I first began noticing the enhancement on my favorite biased cable network newscast, Hardball with Chris Matthews on MSNBC. As a student of TV news journalism, I had always been impressed by Matthews’s ability to ask the longest questions in TV journalism history. He would take about five minutes phrasing a question, say, about building a wall on the Canadian border. Then add, “Your thoughts?”
The poor panelists would be looking around nervously, wondering if they would get ten or fifteen seconds to add their thoughts.
I was stunned to see one night a Trump rally in Peoria, seemingly unintentionally introduced by Matthews at the top of his seven o’clock hour, with the anchor then remaining silent for the next forty-five minutes of pure Trump (except for commercials for the latest new miracle drug with scary side effects, including death).
It gave me a chance to see the candidate do his impression of a Nuremberg speech, interrupted by chants of “Lock her up . . . Lock her up.”
The irony in all of this is that the next president would be continually using his free airtime to attack the media, “the news geniuses,” who were not being nice to him, or unfair, by not showing the folks at home just how HUGE his campaign was getting. They loved him in Alabama—20,000! They loved him in Punxsutawney, Pennsylvania—17,000, whatever. They were lying to you folks at home.
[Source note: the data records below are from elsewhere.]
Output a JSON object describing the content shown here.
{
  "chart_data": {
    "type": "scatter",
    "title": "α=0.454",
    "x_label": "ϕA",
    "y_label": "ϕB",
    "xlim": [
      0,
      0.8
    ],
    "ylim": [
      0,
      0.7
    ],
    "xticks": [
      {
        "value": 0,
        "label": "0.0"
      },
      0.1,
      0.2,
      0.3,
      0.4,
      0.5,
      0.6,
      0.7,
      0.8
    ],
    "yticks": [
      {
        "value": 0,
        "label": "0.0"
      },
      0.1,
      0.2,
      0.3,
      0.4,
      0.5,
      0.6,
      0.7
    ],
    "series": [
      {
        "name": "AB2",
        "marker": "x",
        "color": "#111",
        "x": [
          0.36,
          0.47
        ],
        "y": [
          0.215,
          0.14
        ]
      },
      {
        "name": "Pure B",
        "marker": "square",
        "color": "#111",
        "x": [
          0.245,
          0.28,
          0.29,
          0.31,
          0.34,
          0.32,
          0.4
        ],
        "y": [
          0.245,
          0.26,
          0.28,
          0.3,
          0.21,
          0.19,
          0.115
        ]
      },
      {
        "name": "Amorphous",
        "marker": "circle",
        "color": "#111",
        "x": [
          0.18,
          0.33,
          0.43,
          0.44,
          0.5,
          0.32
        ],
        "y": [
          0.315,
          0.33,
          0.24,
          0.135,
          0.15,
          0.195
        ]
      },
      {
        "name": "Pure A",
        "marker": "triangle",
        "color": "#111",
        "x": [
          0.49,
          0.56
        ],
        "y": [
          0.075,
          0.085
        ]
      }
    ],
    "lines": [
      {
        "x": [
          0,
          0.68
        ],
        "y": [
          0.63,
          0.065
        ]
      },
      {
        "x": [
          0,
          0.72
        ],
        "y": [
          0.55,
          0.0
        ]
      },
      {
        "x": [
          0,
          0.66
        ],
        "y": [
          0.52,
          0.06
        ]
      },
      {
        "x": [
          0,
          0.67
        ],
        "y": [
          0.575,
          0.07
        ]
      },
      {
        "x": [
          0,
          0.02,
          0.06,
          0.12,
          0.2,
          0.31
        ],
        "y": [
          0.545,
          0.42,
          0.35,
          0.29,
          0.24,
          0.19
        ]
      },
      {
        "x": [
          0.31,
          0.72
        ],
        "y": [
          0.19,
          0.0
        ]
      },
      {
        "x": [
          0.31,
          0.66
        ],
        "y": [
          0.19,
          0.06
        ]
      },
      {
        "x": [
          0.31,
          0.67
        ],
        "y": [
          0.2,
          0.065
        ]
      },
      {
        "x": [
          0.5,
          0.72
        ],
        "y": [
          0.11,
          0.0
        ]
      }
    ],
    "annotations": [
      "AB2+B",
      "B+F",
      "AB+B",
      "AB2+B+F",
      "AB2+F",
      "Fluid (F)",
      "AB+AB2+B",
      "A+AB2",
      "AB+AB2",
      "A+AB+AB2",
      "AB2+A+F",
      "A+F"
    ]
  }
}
And all the while he was condemning news censorship—chorus of boos whenever the hated word “media” is heard—the lying network cameras were panning the room from wall to wall.
Not all the sixteen other candidates’ rallies, it turned out, were so thoroughly covered as a public service by cable news networks.
Not only did it give one candidate all that free airtime, it sucked the oxygen out of the news environment for the other sixteen candidates. No wonder the best and brightest of Republicans with names like “Pataki,” “Perry,” “Santorum,” “Fiorina,” “Huntsman,” even “Scott Walker” were DOA.
News producers are some of the most intelligent in broadcasting, well-versed in ancient basic principles of good journalism: fairness, equal time, nonpartisan objectivity. Why didn’t they say “no way, José” to the pro-Trumpian media blitz?
What, not cover Trump 24/7? And get fired by their bosses for not being relevant? Not giving the public what it wants? All Trump/All the time! Even if they created the demand?
Is there a news director willing to be the first to say, “All this is campaign rhetoric, not news?”3
As the Kitman Law of news judgment goes, “The clown act gets the highest ratings.”
Mass nonstop distribution of candidate Trump’s wild and crazy campaign sound bites was enough for the media to be named unindicted coconspirator in the election of 2016. For the media to continue the same harmful practice of trumpeting the new president’s post-election Twitter remarks, some might say, was shameful stupidity.
What a tweet had to say could be sufficiently summarized in print on the screen without becoming the day or week’s story. Cowardly over-coverage of government by Twitter is deadly to democracy. Sad.
We of the media have been the patsies, the saps, in the Trumpification campaign.
And before I say, It’s morning in America all over again, in Ronald Reagan’s 1984 Republican slogan, there are some of us enemies of the people who say isn’t it time we woke up and smelled the horseshit?